Monique Hepburn, News Editor
Onlookers observe the damage done to this house in Canterbury, Montego Bay, yesterday. - PHOTOD BY HERBERT MCKENIS
WESTERN BUREAU:
AT LEAST three persons are lucky to be alive in Canterbury in Montego Bay, following a landslide that was triggered by heavy rains which pelted the island yesterday. One house was destroyed and two others extensively damaged, while the occupants slept.
"All I hear was 'bud-dup-bup' and one mind say: 'Elaine go and look is what happen.' When I step off my bed to check, I was standing in water. A part of my roof cave in because a big tree fall into it," Elaine Shepherd, a resident of Canterbury in Montego Bay told The Sunday Gleaner. Ms. Shepherd said she is in urgent need of assistance because she is fearful that the entire house could be destroyed if the rains continue.
"I just baptise so I was not afraid when it happen but I really need some help before the rain start again."
The Sunday Gleaner news team visited the community yesterday and observed men clearing fallen debris from around their houses. In one spot, the only indication that a house once stood there a few hours before, was the flooring that could be seen under trees and rocks. David Daniel, who was sleeping in the house, said he heard a loud noise that awakened him.
MINOR INJURIES
"About 4:00 in the morning, I hear a noise and I get up to check and then went back to lie down. After that, the whole house come down on me. I have to dive out of the house," said Mr.
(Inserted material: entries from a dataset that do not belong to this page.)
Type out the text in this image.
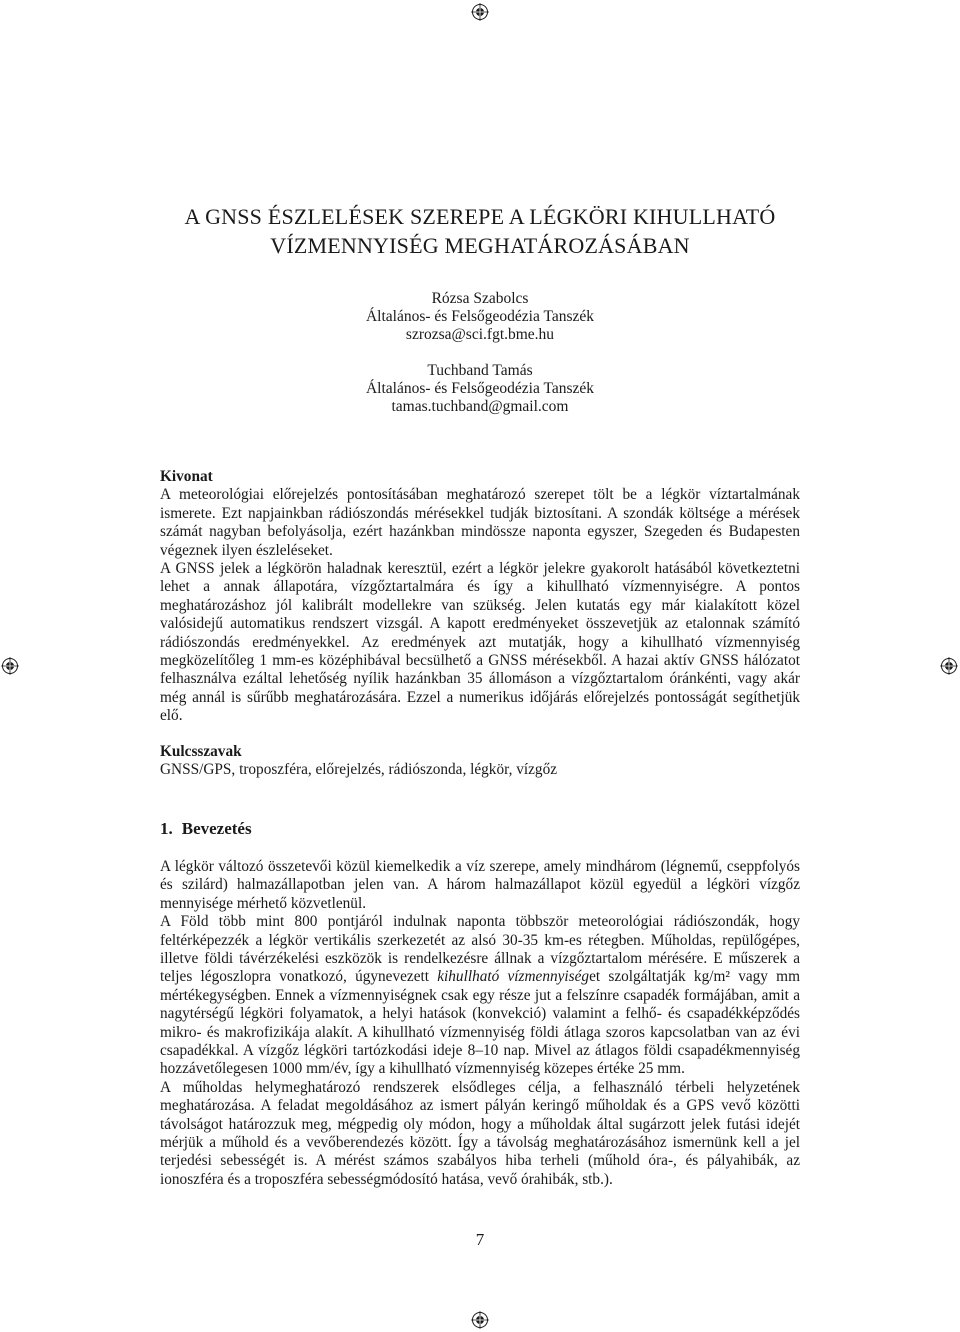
A GNSS ÉSZLELÉSEK SZEREPE A LÉGKÖRI KIHULLHATÓ
VÍZMENNYISÉG MEGHATÁROZÁSÁBAN
Rózsa Szabolcs
Általános- és Felsőgeodézia Tanszék
szrozsa@sci.fgt.bme.hu
Tuchband Tamás
Általános- és Felsőgeodézia Tanszék
tamas.tuchband@gmail.com

Kivonat

A meteorológiai előrejelzés pontosításában meghatározó szerepet tölt be a légkör víztartalmának ismerete. Ezt napjainkban rádiószondás mérésekkel tudják biztosítani. A szondák költsége a mérések számát nagyban befolyásolja, ezért hazánkban mindössze naponta egyszer, Szegeden és Budapesten végeznek ilyen észleléseket.

A GNSS jelek a légkörön haladnak keresztül, ezért a légkör jelekre gyakorolt hatásából következtetni lehet a annak állapotára, vízgőztartalmára és így a kihullható vízmennyiségre. A pontos meghatározáshoz jól kalibrált modellekre van szükség. Jelen kutatás egy már kialakított közel valósidejű automatikus rendszert vizsgál. A kapott eredményeket összevetjük az etalonnak számító rádiószondás eredményekkel. Az eredmények azt mutatják, hogy a kihullható vízmennyiség megközelítőleg 1 mm-es középhibával becsülhető a GNSS mérésekből. A hazai aktív GNSS hálózatot felhasználva ezáltal lehetőség nyílik hazánkban 35 állomáson a vízgőztartalom óránkénti, vagy akár még annál is sűrűbb meghatározására. Ezzel a numerikus időjárás előrejelzés pontosságát segíthetjük elő.

Kulcsszavak

GNSS/GPS, troposzféra, előrejelzés, rádiószonda, légkör, vízgőz

1. Bevezetés

A légkör változó összetevői közül kiemelkedik a víz szerepe, amely mindhárom (légnemű, cseppfolyós és szilárd) halmazállapotban jelen van. A három halmazállapot közül egyedül a légköri vízgőz mennyisége mérhető közvetlenül.

A Föld több mint 800 pontjáról indulnak naponta többször meteorológiai rádiószondák, hogy feltérképezzék a légkör vertikális szerkezetét az alsó 30-35 km-es rétegben. Műholdas, repülőgépes, illetve földi távérzékelési eszközök is rendelkezésre állnak a vízgőztartalom mérésére. E műszerek a teljes légoszlopra vonatkozó, úgynevezett kihullható vízmennyiséget szolgáltatják kg/m² vagy mm mértékegységben. Ennek a vízmennyiségnek csak egy része jut a felszínre csapadék formájában, amit a nagytérségű légköri folyamatok, a helyi hatások (konvekció) valamint a felhő- és csapadékképződés mikro- és makrofizikája alakít. A kihullható vízmennyiség földi átlaga szoros kapcsolatban van az évi csapadékkal. A vízgőz légköri tartózkodási ideje 8–10 nap. Mivel az átlagos földi csapadékmennyiség hozzávetőlegesen 1000 mm/év, így a kihullható vízmennyiség közepes értéke 25 mm.

A műholdas helymeghatározó rendszerek elsődleges célja, a felhasználó térbeli helyzetének meghatározása. A feladat megoldásához az ismert pályán keringő műholdak és a GPS vevő közötti távolságot határozzuk meg, mégpedig oly módon, hogy a műholdak által sugárzott jelek futási idejét mérjük a műhold és a vevőberendezés között. Így a távolság meghatározásához ismernünk kell a jel terjedési sebességét is. A mérést számos szabályos hiba terheli (műhold óra-, és pályahibák, az ionoszféra és a troposzféra sebességmódosító hatása, vevő órahibák, stb.).

7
Daniel who suffered minor injuries.
The residents say that while they are conscious of the danger of another possible landslide, they are making efforts to rebuild as quickly as possible because the have nowhere else to go.
Houses in the community are built on hillsides along the North Gully, which is known to overflow its banks during periods of torrential rains. Seventy-three-year-old Evelyn Green also had a narrow escape on Saturday after the landslide tilted her house precariously over a retaining wall in the community.
She told The Sunday Gleaner that she had to jump from her bed after she heard a loud crash which shook her house.
"The house shake after something hit it and I had was to jump off the bed. I was so frighten," she said.